By IANS,
New Delhi: India is mulling a domestic law to check growing piracy on the sea, official sources said Saturday, adding pirates off the Somali coast were now moving towards the Indian coast.
Claiming that the navies of India and other countries had succeeded in curbing Somalian piracy, a senior official said: “As a result, they have spread to the Indian Ocean.”
Another official admitted that the situation was “serious” and “bad” but added that the Indian government was doing its best to free the 53 Indian sailors still in the custody of Somali pirates.
The absence of an international law to check piracy was one of the factors causing the problem to fester, the sources said.

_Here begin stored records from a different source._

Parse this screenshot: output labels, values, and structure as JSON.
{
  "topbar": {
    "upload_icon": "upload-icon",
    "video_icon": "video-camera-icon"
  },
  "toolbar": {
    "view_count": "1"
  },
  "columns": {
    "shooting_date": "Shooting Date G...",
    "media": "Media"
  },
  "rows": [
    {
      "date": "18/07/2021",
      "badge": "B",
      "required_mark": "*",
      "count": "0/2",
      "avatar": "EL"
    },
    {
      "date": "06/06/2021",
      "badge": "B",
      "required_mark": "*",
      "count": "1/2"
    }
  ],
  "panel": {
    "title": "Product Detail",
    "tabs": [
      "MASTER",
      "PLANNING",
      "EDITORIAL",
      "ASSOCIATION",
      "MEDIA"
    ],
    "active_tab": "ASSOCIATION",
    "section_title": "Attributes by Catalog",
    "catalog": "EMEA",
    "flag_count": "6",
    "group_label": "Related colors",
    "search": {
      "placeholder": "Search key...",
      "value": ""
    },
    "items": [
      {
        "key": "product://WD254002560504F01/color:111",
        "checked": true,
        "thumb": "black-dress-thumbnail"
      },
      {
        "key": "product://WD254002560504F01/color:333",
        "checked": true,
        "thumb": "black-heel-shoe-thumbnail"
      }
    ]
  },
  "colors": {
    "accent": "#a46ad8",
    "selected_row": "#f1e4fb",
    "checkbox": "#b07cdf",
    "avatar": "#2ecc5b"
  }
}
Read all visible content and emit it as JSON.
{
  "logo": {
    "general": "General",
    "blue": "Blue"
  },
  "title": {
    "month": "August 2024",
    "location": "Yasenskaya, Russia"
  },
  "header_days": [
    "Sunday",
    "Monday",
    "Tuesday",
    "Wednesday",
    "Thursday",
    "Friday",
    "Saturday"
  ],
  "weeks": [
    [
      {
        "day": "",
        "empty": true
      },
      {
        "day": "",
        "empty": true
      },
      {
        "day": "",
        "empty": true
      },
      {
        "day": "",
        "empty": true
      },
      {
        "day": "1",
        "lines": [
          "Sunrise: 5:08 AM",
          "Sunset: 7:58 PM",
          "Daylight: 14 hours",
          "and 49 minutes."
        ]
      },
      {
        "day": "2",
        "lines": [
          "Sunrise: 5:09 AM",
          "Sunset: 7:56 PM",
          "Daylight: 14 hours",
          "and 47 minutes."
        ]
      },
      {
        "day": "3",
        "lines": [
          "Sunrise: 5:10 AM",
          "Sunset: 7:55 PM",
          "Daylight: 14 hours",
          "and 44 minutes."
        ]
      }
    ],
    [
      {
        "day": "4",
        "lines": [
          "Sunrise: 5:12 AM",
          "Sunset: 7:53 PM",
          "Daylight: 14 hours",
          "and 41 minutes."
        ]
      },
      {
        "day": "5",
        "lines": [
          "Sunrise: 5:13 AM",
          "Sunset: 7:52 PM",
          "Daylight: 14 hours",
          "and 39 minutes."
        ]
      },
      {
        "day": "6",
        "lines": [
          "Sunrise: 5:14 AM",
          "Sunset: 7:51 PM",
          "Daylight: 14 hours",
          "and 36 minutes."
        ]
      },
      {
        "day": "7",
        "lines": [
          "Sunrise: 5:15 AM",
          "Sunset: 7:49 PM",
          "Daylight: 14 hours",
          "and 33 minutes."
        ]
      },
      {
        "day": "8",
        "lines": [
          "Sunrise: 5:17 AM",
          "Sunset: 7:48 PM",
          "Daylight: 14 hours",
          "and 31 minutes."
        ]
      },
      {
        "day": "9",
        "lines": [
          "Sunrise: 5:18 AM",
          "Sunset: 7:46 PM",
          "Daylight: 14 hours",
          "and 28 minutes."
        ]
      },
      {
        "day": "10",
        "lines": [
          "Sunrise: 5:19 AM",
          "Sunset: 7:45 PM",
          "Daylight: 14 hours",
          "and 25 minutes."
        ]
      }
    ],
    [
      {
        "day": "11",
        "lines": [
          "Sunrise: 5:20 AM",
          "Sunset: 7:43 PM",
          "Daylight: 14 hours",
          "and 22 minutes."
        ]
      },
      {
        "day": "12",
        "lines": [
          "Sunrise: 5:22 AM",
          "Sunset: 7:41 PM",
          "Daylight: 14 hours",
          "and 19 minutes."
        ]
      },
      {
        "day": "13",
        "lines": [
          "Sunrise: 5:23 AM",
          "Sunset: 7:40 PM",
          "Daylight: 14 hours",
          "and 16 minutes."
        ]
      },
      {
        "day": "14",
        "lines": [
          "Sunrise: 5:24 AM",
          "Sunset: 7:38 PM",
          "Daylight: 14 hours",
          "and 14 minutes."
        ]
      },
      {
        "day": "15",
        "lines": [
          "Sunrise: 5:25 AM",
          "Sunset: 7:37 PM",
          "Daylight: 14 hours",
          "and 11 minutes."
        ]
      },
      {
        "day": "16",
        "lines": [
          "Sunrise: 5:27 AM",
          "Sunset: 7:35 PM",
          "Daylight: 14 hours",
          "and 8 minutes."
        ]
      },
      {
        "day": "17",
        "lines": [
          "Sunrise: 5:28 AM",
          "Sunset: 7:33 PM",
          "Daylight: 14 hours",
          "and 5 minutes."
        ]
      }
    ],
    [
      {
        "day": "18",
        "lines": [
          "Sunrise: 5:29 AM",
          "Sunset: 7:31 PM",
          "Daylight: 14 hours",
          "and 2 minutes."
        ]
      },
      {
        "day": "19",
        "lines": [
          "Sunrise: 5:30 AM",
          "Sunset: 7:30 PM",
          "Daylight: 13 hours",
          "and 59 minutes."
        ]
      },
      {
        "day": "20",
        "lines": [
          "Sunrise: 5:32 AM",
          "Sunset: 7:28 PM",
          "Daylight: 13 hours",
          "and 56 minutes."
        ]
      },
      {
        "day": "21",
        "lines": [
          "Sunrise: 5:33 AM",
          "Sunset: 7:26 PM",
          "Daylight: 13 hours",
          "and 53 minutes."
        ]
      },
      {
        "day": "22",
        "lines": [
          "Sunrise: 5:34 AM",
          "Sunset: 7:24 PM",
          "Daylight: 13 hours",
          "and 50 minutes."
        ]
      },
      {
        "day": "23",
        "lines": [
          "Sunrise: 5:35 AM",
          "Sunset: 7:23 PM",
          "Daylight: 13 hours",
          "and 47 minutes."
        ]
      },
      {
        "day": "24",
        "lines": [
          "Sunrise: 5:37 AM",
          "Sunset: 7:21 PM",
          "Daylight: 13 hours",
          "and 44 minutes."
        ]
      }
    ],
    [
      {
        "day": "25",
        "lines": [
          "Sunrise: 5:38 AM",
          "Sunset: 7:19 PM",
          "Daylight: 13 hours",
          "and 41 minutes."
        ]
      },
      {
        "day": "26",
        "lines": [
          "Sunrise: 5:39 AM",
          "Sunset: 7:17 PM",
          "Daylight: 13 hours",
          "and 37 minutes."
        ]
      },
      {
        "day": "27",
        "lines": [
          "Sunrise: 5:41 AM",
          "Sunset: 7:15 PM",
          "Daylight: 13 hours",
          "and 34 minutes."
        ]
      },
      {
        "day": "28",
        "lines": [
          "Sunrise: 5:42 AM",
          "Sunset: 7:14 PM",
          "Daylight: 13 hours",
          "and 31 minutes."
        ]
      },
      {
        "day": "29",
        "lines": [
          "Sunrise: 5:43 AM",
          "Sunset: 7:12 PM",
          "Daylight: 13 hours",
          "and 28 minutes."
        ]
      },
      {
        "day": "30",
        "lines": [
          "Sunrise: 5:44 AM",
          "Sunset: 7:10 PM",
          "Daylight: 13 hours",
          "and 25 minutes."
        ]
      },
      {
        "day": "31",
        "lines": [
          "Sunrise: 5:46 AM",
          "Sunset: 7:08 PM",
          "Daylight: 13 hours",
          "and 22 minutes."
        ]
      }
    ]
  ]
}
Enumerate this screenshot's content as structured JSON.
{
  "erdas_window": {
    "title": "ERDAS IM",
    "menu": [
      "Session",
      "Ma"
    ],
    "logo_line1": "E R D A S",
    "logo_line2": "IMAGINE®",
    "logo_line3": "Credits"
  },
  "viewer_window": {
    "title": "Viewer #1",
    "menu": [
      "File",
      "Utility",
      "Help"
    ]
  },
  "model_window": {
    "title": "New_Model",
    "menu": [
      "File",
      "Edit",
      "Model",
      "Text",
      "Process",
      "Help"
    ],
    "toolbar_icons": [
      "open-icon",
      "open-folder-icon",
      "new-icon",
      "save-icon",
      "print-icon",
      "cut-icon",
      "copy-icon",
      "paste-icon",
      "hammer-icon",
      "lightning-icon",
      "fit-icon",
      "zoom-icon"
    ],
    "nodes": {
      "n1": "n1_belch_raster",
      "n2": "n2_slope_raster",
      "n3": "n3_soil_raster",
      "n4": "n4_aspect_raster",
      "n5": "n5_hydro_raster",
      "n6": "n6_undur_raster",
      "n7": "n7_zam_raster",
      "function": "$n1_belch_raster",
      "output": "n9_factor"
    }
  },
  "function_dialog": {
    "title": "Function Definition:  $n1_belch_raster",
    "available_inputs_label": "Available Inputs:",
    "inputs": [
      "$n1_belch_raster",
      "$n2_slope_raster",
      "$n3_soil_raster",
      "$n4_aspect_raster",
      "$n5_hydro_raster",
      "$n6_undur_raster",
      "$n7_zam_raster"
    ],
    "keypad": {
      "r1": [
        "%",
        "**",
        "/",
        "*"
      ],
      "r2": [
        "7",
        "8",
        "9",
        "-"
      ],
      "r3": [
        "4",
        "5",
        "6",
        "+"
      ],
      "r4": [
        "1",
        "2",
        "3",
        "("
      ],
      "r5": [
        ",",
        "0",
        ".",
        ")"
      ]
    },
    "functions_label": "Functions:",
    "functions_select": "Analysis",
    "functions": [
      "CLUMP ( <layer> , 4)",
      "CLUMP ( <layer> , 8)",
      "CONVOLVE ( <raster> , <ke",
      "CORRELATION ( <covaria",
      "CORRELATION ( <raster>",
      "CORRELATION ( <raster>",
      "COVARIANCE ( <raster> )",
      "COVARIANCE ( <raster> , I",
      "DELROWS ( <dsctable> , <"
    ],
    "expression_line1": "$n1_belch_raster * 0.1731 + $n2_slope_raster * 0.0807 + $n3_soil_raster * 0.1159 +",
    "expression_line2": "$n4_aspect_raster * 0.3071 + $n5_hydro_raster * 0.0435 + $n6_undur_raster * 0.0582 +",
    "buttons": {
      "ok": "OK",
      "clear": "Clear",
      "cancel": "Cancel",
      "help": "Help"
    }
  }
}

“There is no international law to deal with piracy,” one official said. “We are working on a domestic law… The threat has grown over the years. It is a very complex issue.”
The proposed Indian law would be used exclusively to haul up pirates who come in Indian waters.
Equally important reasons for the growth of piracy in Somalia were the lack of a central government, proliferation of pirate gangs and the links some of them were forging with terrorist groups.
Working non-stop and without break, the Indian Navy has escorted since October 2008 more than 1,500 ships to safety in the Gulf of Aden that is a key maritime route, the sources said.
“We have been able to prevent 28 attacks by pirates,” the official said. “We have ensured that no Indian flagged ship is harmed.”
Somali pirates took 1,016 hostages in 2010, of which 638 still remain in their custody. A total of 49 ships were hijacked last year.
Since 2007, the pirates seized a total of 175 Indian sailors. Of this, 122 were released while 53 remain hostage.
These 53 belong to three ships with the flags of Panama and one each of Malta and Italy.
The sources underlined the difficulties of pressurizing owners of ships with abducted Indian sailors if these owners were based outside India.
The managers of three of the ships accounting for the 53 sailors were based in India. One each was based in Egypt and the United Arab Emirates.
The Indian envoy in Cairo along with the ambassadors of Pakistan and Sri Lanka called on the Egyptian foreign minister Thursday to impress upon the urgency of having the hostages freed.
But the Indian government had not made any ransom payment and has held no direct negotiations with the pirates.
“Ultimately, we have to work with the international community … how to help Somalia improve the situation (within its borders),” the official said.